Bill Bryson torna in America
ripartendo dal paradigma di Tzevan Todorov, che evidenziava la casualità della
scoperta originaria. Come quello di Cristoforo Colombo, anche il suo comeback è
un po’ da rabdomante, come se cercasse qualcosa, senza sapere bene cos’è: l’America
perduta di Bill Bryson, che ha una sua
grazia e tutto un suo sense of humor (l’accezione britannica l’ha guadagnata
sul campo) nel raccontarla, è sopratutto una questione personale perché non
appena è stato capace di pensare che “doveva esserci altro nella vita” oltre a
Des Moines, Iowa, è partito assecondando l’urgenza di trasferirsi in Europa.
Non tanto nella versione standard dell’anno sabbatico alla ricerca delle
proprie radici, quando inseguendo il sogno di “vivere in un appartamento che si
affacciava su un parco nel cuore della metropoli, e vedere dalla mia stanza una
miriade di colline e tetti”. Al suo rientro, una decina d’anni dopo, l’America
che ha lasciato non c’è più e il suo pellegrinaggio on the road è una specie di
risarcimento, a se stesso, in primis.
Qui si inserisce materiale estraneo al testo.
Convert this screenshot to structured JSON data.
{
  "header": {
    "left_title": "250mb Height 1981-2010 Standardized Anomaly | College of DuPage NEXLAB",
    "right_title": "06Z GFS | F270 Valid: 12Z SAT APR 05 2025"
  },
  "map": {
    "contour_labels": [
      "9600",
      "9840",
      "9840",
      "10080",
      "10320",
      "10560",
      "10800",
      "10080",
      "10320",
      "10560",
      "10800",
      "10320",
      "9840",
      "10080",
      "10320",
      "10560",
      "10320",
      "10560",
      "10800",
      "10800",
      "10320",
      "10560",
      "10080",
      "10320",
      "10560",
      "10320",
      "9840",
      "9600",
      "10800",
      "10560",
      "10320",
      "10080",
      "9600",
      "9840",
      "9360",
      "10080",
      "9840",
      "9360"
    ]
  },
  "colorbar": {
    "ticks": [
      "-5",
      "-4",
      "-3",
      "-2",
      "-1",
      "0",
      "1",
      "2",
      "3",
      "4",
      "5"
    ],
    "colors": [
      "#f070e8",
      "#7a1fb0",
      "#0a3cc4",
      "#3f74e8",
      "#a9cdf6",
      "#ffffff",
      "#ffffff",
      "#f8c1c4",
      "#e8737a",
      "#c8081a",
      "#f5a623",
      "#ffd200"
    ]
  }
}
Des Moines è il nodo di un tracciato,
sulla mappa una specie di otto rovesciato, un infinito piuttosto irregolare
attorno alla costa atlantica, che Bill Bryson segue attraversando le periferie
e inanellando una smalltown dopo l’altra, cercando una città ideale e
incrociando un inedito panorama. Pur rimanendo sulla superficie, la parziale
ricognizione ha il pregio di disporre sulla carta molti coriandoli della
cultura e (in particolare) della sottocultura americana: le insegne, le tavole calde, i cartelloni
pubblicitari, i cartelli stradali, i bizzarri nomi delle cittadine “in the
middle of nowhere” e tutti gli ammennicoli ben noti ai turisti per caso. Bill
Bryson non è sfiorato dal tentativo di un’interpretazione più approfondita e il
suo, per quanto lungo e articolato è un viaggio monco, anche da un semplice
punto di vista geografico, perché manca il Texas e New Orleans, una parte non
relativa dell’America, vecchia o nuova che sia. E’ più la cronaca della “sua” America
perduta e in questo Bill Bryson non perde
un colpo uno: la lettura può essere anche molto piacevole, presa così, con una
certa leggerezza e adeguandosi alla nostalgia di un’America destinata a svanire
sullo sfondo. Per comprendere i motivi serve qualcosa in più, perché come
diceva Joan Didion: “Un luogo appartiene per sempre a chi lo reclama con più
forza, lo ricorda più ossessivamente, lo strappa da se stesso, gli dà forma lo
interpreta in modo così radicale da ricrearlo a sua immagine”. E’ solo così che
si può spiegare la discrepanza tra il viaggio di Bill Bryson e l’America
perduta, come una sottile distanza tra una
mappa imprecisa e la geografia reale. Più di tutto, è nell’incongruenza tra
storia, passato e memoria dove l’America si perde e qui Bill Bryson ha visto giusto
quando scrive che, “in generale, anche se generalizzare è cosa sempre
pericolosa, gli americani venerano il passato fintanto che sia fonte di denaro
e non manchi di aria condizionata, di parcheggio gratuito e di altre comodità
essenziali. Conservare il passato per il passato non è un concetto molto
diffuso. Al sentimento viene lasciato poco spazio”. America perduta si riflette proprio in queste parole, a metà strada
tra la malinconia e il sarcasmo, senza arrivare alla meta.